Peygamberinden sonra nasb ettiği yolu benim. Cennet ve Cehennemi bölen benim. Fâsıklara ve mü'minlere hüccet benim.
Gaflet uykusundan uyanın, ecel gelip çatmadan amele koşun. Batını rahmet, zahiri ise azap olan hisar çekilmeden Rabbinizden olan mağfirete ulaşmak için yarışın. O zaman sesleneceksiniz fakat sesiniz duyulmayacaktır, feryat edeceksiniz feryadınız ciddiye alınmayacaktır; yardım dileyip de yardım bulamadığınız ve vakit elden çıkmadan süratle Allah'ın itaatine koşun.
Görüyorum ki; lezzetleri yok eden size gelip çatmıştır da artık ne kurtaracak bir sığınak ve ne de kurtuluş verecek bir kurtuluş vardır.
Allah'ın rahmeti üzerinize olsun, bu toplantımız sona erdiğinde ailenizin arasına bollukla dönün, kardeşlerinize ihsan edin, Allah'ın size bağışladığı nimetten dolayı O'na şükredin.
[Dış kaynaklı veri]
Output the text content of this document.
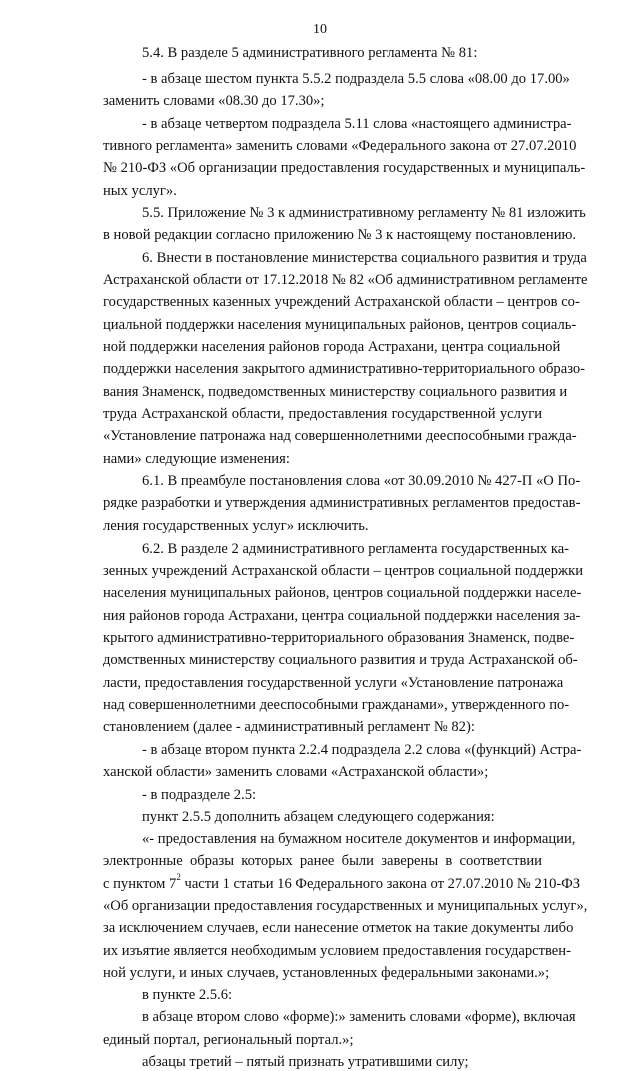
10
5.4. В разделе 5 административного регламента № 81:
- в абзаце шестом пункта 5.5.2 подраздела 5.5 слова «08.00 до 17.00»
заменить словами «08.30 до 17.30»;
- в абзаце четвертом подраздела 5.11 слова «настоящего администра-
тивного регламента» заменить словами «Федерального закона от 27.07.2010
№ 210-ФЗ «Об организации предоставления государственных и муниципаль-
ных услуг».
5.5. Приложение № 3 к административному регламенту № 81 изложить
в новой редакции согласно приложению № 3 к настоящему постановлению.
6. Внести в постановление министерства социального развития и труда
Астраханской области от 17.12.2018 № 82 «Об административном регламенте
государственных казенных учреждений Астраханской области – центров со-
циальной поддержки населения муниципальных районов, центров социаль-
ной поддержки населения районов города Астрахани, центра социальной
поддержки населения закрытого административно-территориального образо-
вания Знаменск, подведомственных министерству социального развития и
труда Астраханской области, предоставления государственной услуги
«Установление патронажа над совершеннолетними дееспособными гражда-
нами» следующие изменения:
6.1. В преамбуле постановления слова «от 30.09.2010 № 427-П «О По-
рядке разработки и утверждения административных регламентов предостав-
ления государственных услуг» исключить.
6.2. В разделе 2 административного регламента государственных ка-
зенных учреждений Астраханской области – центров социальной поддержки
населения муниципальных районов, центров социальной поддержки населе-
ния районов города Астрахани, центра социальной поддержки населения за-
крытого административно-территориального образования Знаменск, подве-
домственных министерству социального развития и труда Астраханской об-
ласти, предоставления государственной услуги «Установление патронажа
над совершеннолетними дееспособными гражданами», утвержденного по-
становлением (далее - административный регламент № 82):
- в абзаце втором пункта 2.2.4 подраздела 2.2 слова «(функций) Астра-
ханской области» заменить словами «Астраханской области»;
- в подразделе 2.5:
пункт 2.5.5 дополнить абзацем следующего содержания:
«- предоставления на бумажном носителе документов и информации,
электронные образы которых ранее были заверены в соответствии
с пунктом $7^2$ части 1 статьи 16 Федерального закона от 27.07.2010 № 210-ФЗ
«Об организации предоставления государственных и муниципальных услуг»,
за исключением случаев, если нанесение отметок на такие документы либо
их изъятие является необходимым условием предоставления государствен-
ной услуги, и иных случаев, установленных федеральными законами.»;
в пункте 2.5.6:
в абзаце втором слово «форме):» заменить словами «форме), включая
единый портал, региональный портал.»;
абзацы третий – пятый признать утратившими силу;
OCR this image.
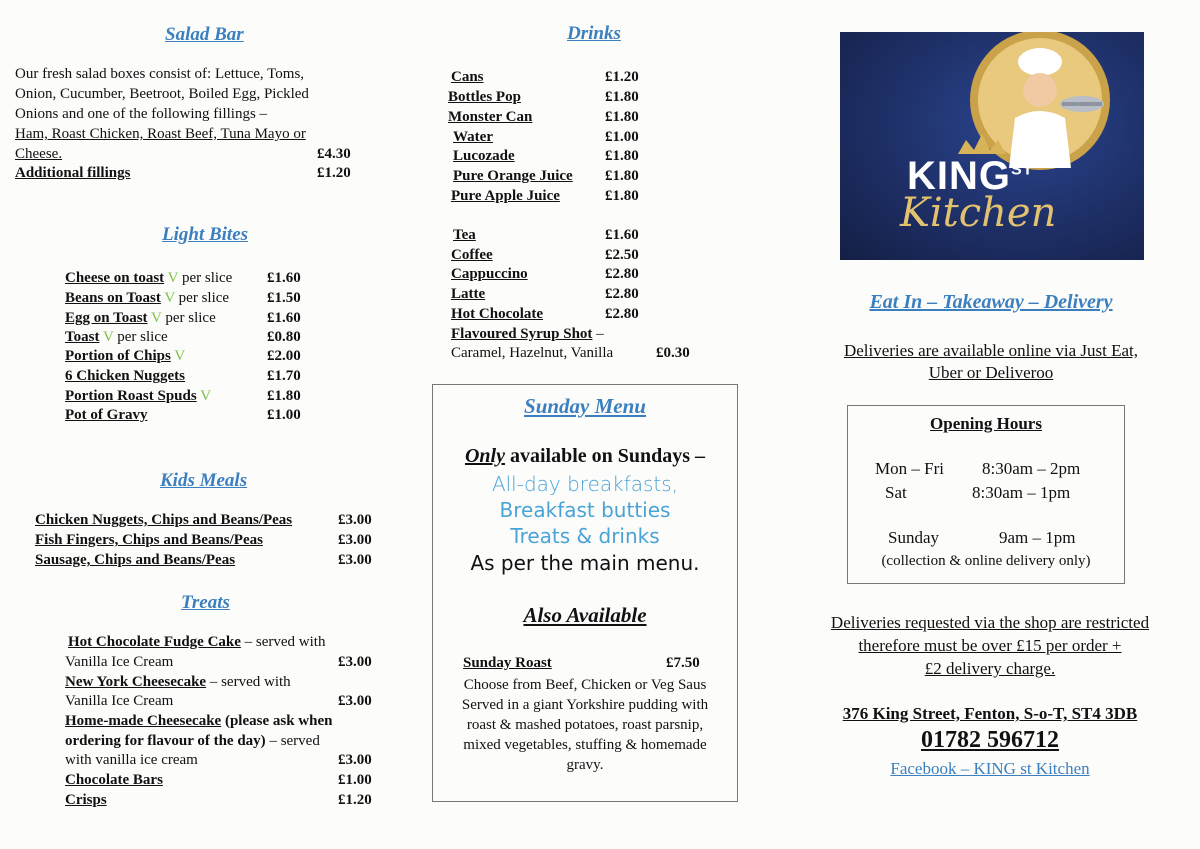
Salad Bar
Our fresh salad boxes consist of: Lettuce, Toms,
Onion, Cucumber, Beetroot, Boiled Egg, Pickled
Onions and one of the following fillings –
Ham, Roast Chicken, Roast Beef, Tuna Mayo or
Cheese.	£4.30
Additional fillings	£1.20
Light Bites
Cheese on toast V per slice £1.60
Beans on Toast V per slice	£1.50
Egg on Toast V per slice	£1.60
Toast V per slice	£0.80
Portion of Chips V	£2.00
6 Chicken Nuggets	£1.70
Portion Roast Spuds V	£1.80
Pot of Gravy	£1.00
Kids Meals
Chicken Nuggets, Chips and Beans/Peas	£3.00
Fish Fingers, Chips and Beans/Peas	£3.00
Sausage, Chips and Beans/Peas	£3.00
Treats
Hot Chocolate Fudge Cake – served with
Vanilla Ice Cream	£3.00
New York Cheesecake – served with
Vanilla Ice Cream	£3.00
Home-made Cheesecake (please ask when
ordering for flavour of the day) – served
with vanilla ice cream	£3.00
Chocolate Bars	£1.00
Crisps	£1.20
Drinks
Cans	£1.20
Bottles Pop	£1.80
Monster Can	£1.80
Water	£1.00
Lucozade	£1.80
Pure Orange Juice £1.80
Pure Apple Juice	£1.80
Tea	£1.60
Coffee	£2.50
Cappuccino	£2.80
Latte	£2.80
Hot Chocolate	£2.80
Flavoured Syrup Shot –
Caramel, Hazelnut, Vanilla	£0.30
Sunday Menu
Only available on Sundays –
All-day breakfasts,
Breakfast butties
Treats & drinks
As per the main menu.
Also Available
Sunday Roast	£7.50
Choose from Beef, Chicken or Veg Saus
Served in a giant Yorkshire pudding with
roast & mashed potatoes, roast parsnip,
mixed vegetables, stuffing & homemade
gravy.
$KING^{ST}$
Kitchen
Eat In – Takeaway – Delivery
Deliveries are available online via Just Eat,
Uber or Deliveroo
Opening Hours
Mon – Fri 8:30am – 2pm
Sat	8:30am – 1pm
Sunday	9am – 1pm
(collection & online delivery only)
Deliveries requested via the shop are restricted
therefore must be over £15 per order +
£2 delivery charge.
376 King Street, Fenton, S-o-T, ST4 3DB
01782 596712
Facebook – KING st Kitchen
Toplanın ki; Allah sizin dağınıklığınızı toplasın, birbirinize iyilikte bulunun ki; Allah sizin ülfetinizi daha da çoğaltsın.
Allah'ın nimetleriyle birbirinize hediye verin. Zira Allah Teâlâ size bu günü, ondan önce ve sonraki bayramlarda verdiği sevabın kat katını vererek tebrik etmiştir. Bu günde ihsanda bulunmak malı çoğaltır, ömrü fazlalaştırır ve bu günde birbirine karşı şefkatli olmak Allah'ın rahmet ve şefkatine sebep olur. Kardeşlerinize ve aile fertlerinize zahmet çekerek kazandığınız malınızdan ve gücünüz yettiği şeylerden ihsanda bulunun, birbirinizle karşılaştığınızda güler yüzlü ve sevinçle karşılaşın.
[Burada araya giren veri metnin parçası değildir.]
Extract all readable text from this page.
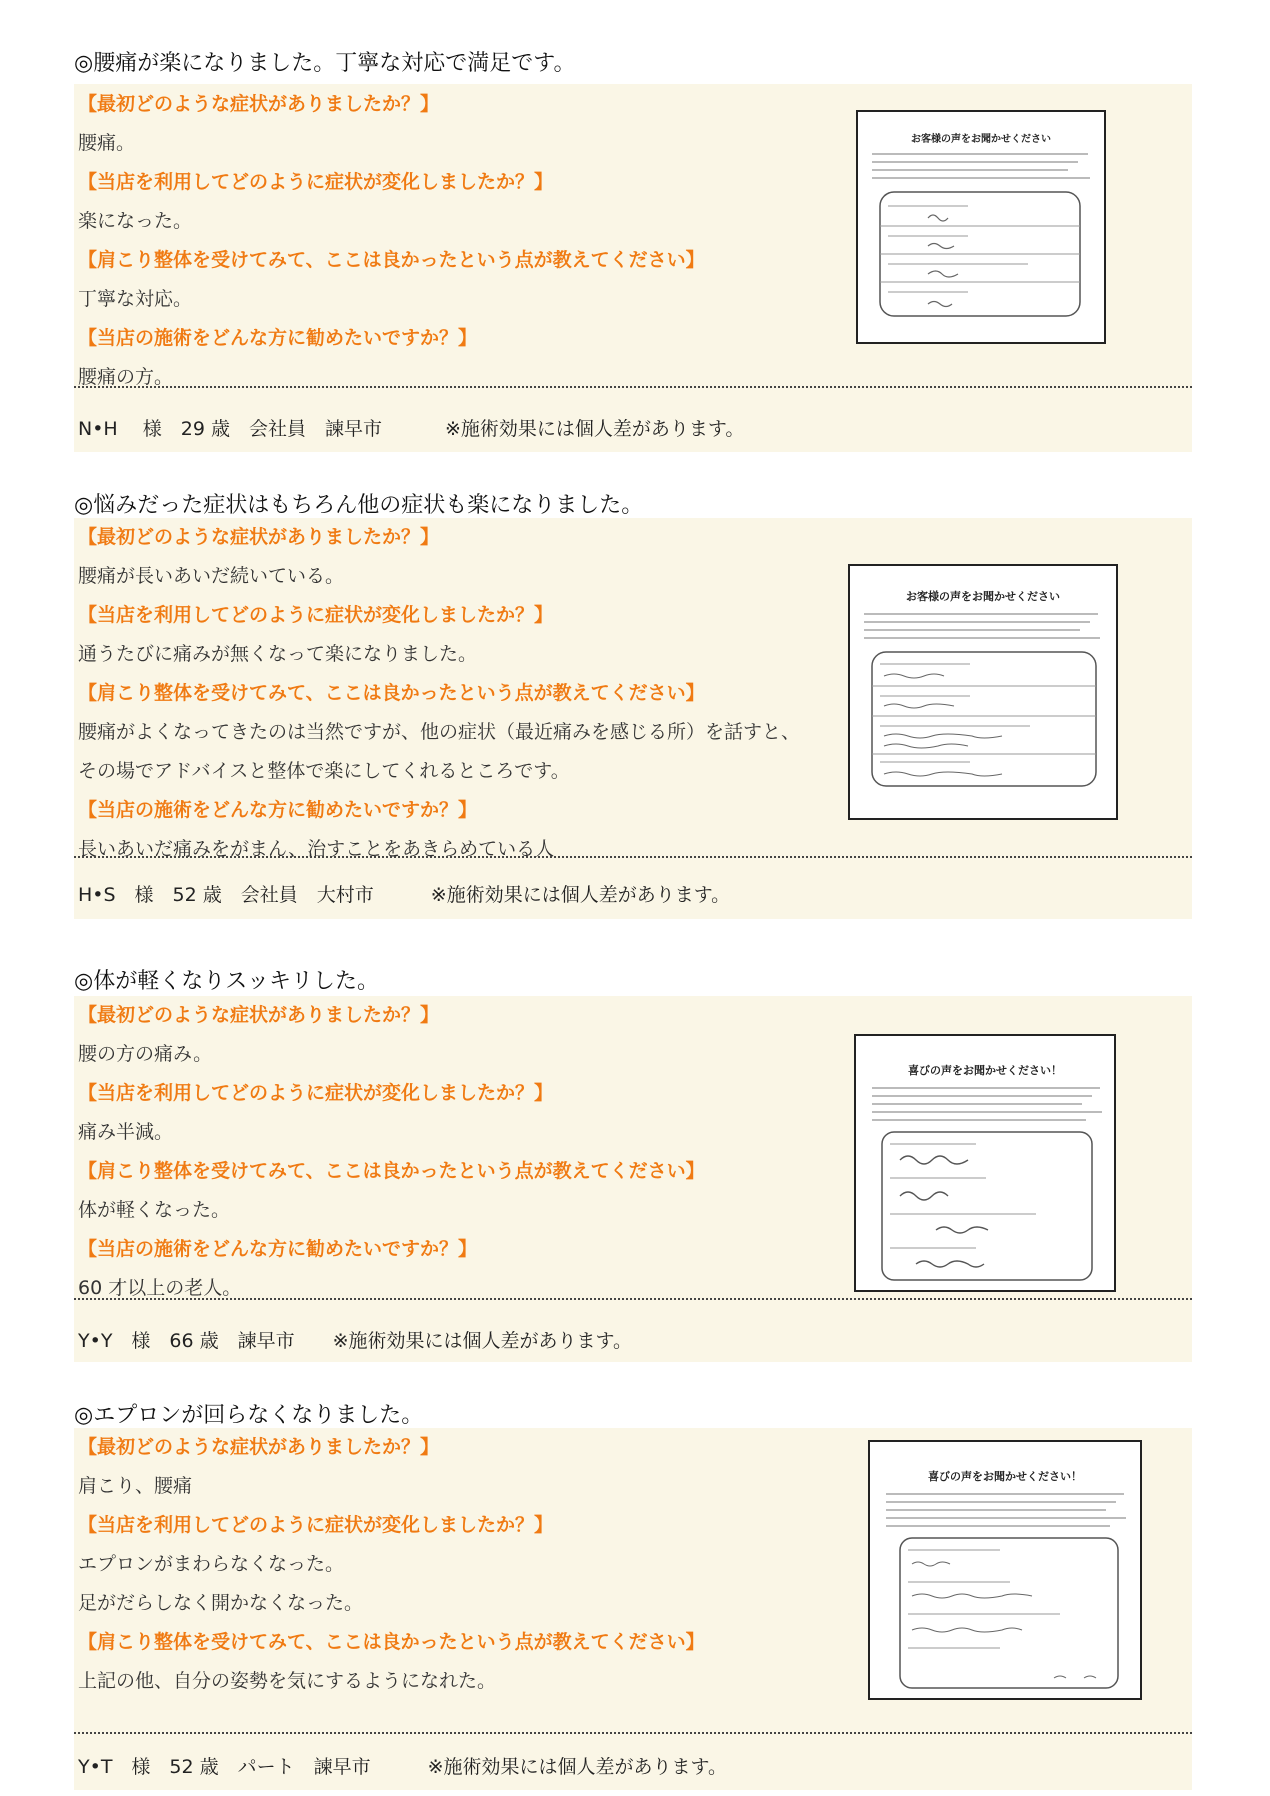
◎腰痛が楽になりました。丁寧な対応で満足です。
【最初どのような症状がありましたか？】
腰痛。
【当店を利用してどのように症状が変化しましたか？】
楽になった。
【肩こり整体を受けてみて、ここは良かったという点が教えてください】
丁寧な対応。
【当店の施術をどんな方に勧めたいですか？】
腰痛の方。
お客様の声をお聞かせください
N•H　 様　29 歳　会社員　諫早市　　　 ※施術効果には個人差があります。
◎悩みだった症状はもちろん他の症状も楽になりました。
【最初どのような症状がありましたか？】
腰痛が長いあいだ続いている。
【当店を利用してどのように症状が変化しましたか？】
通うたびに痛みが無くなって楽になりました。
【肩こり整体を受けてみて、ここは良かったという点が教えてください】
腰痛がよくなってきたのは当然ですが、他の症状（最近痛みを感じる所）を話すと、
その場でアドバイスと整体で楽にしてくれるところです。
【当店の施術をどんな方に勧めたいですか？】
長いあいだ痛みをがまん、治すことをあきらめている人
お客様の声をお聞かせください
H•S　様　52 歳　会社員　大村市　　　※施術効果には個人差があります。
◎体が軽くなりスッキリした。
【最初どのような症状がありましたか？】
腰の方の痛み。
【当店を利用してどのように症状が変化しましたか？】
痛み半減。
【肩こり整体を受けてみて、ここは良かったという点が教えてください】
体が軽くなった。
【当店の施術をどんな方に勧めたいですか？】
60 才以上の老人。
喜びの声をお聞かせください！
Y•Y　様　66 歳　諫早市　　※施術効果には個人差があります。
◎エプロンが回らなくなりました。
【最初どのような症状がありましたか？】
肩こり、腰痛
【当店を利用してどのように症状が変化しましたか？】
エプロンがまわらなくなった。
足がだらしなく開かなくなった。
【肩こり整体を受けてみて、ここは良かったという点が教えてください】
上記の他、自分の姿勢を気にするようになれた。
喜びの声をお聞かせください！
Y•T　様　52 歳　パート　諫早市　　　※施術効果には個人差があります。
Size verdiği nimetten dolayı Allah'a hamd olsun, sizlerden beklentisi olanlara fazlasıyla ihsanda bulunun, zayıflarınızı yemeğinizde ortak kılın ve gücünüz yettiği miktarda, imkânınız olan şeylerden onlara bağışta bulunun. Bugünde harcanan bir dirhemin karşılığı yüz bin dirhemdir, fazlası da Allah'tandır.
Bugünde oruç tutmak Allah'ın teşvik ettiği şeylerdendir ve ona mükâfat olarak büyük sevap verecektir. Kim kardeşinin ihtiyacını istemeye mecbur olmadan giderirse ve severek ona ihsanda bulunursa, onun sevabı bu günde oruç tutup gece sabaha kadar ibadet eden kimsenin sevabı kadardır. Kim de bu günün akşamında bir mü'mine iftar verirse, büyük bir topluluğa iftar vermiş kimsenin sevabını alır.
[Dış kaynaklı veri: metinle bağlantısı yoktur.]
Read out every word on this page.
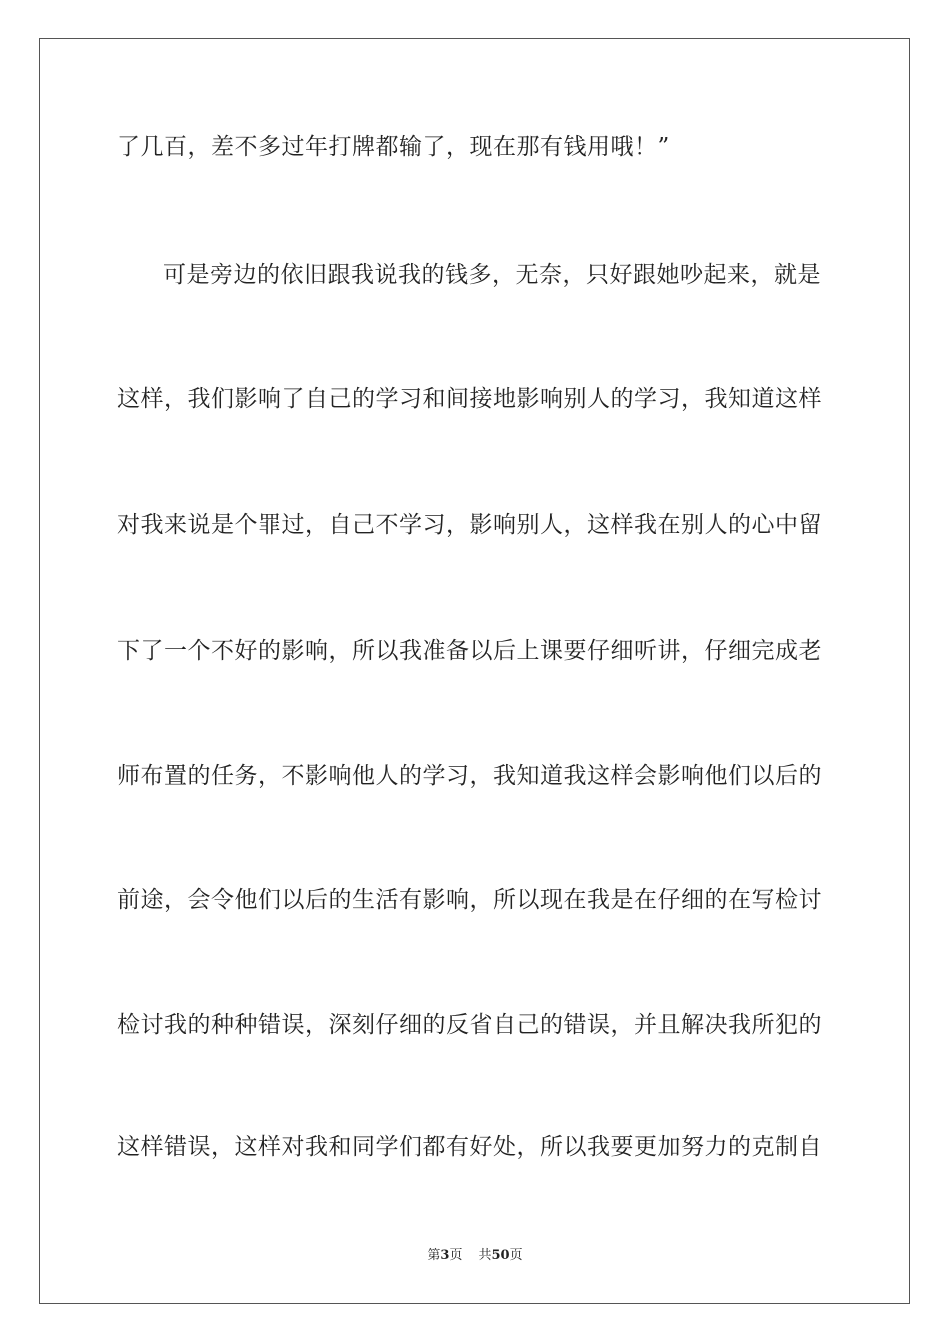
了几百，差不多过年打牌都输了，现在那有钱用哦！”
可是旁边的依旧跟我说我的钱多，无奈，只好跟她吵起来，就是
这样，我们影响了自己的学习和间接地影响别人的学习，我知道这样
对我来说是个罪过，自己不学习，影响别人，这样我在别人的心中留
下了一个不好的影响，所以我准备以后上课要仔细听讲，仔细完成老
师布置的任务，不影响他人的学习，我知道我这样会影响他们以后的
前途，会令他们以后的生活有影响，所以现在我是在仔细的在写检讨
检讨我的种种错误，深刻仔细的反省自己的错误，并且解决我所犯的
这样错误，这样对我和同学们都有好处，所以我要更加努力的克制自
第3页 共50页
Birbirinizle karşılaştığınızda selam vererek birbirinize el verin ve bu gündeki nimetten dolayı birinizi tebrik edin. Bu sözleri hazır olanlar olmayanlara ve yakında olanlar uzakta olanlara ulaştırsın. Bu günde zenginler fakirlerin ve güçlüler güçsüzlerin halini sorup onlara iyilikte bulunsunlar. Bunlar Hz. Resûlullah'ın bana emrettiği şeylerdir." (Şeyh Tusi, Misbahu'l-Müteheccid, s. 524; Kaşifu'l-Gıta, Müsterek-i Nehcü'l-Belağa, s.67-72).
"Allah'ı gözetin ve O'ndan sakının, hile yapmaktan çekinin, O'nu aldatmaya kalkışmayın, Allah'a, O'nun tevhidine inanarak ve itaat etmesini emrettiği kişilere itaat ederek yaklaşın. Kendileri sapıp diğerlerini de saptıranlara uyarak doğru yoldan ayrılmayın. Allah Teâlâ, Kitabında bir grubu kınayarak şöyle buyurmuştur: 'Biz kendi efendilerimize ve büyüklerimize itaat ettik böylece onlar bizi yoldan saptırdılar. Ey Rabbimiz, Sen onlara azaptan iki katını ver ve onlara büyük lanetinle lanet et.' (Ahzab/67-68).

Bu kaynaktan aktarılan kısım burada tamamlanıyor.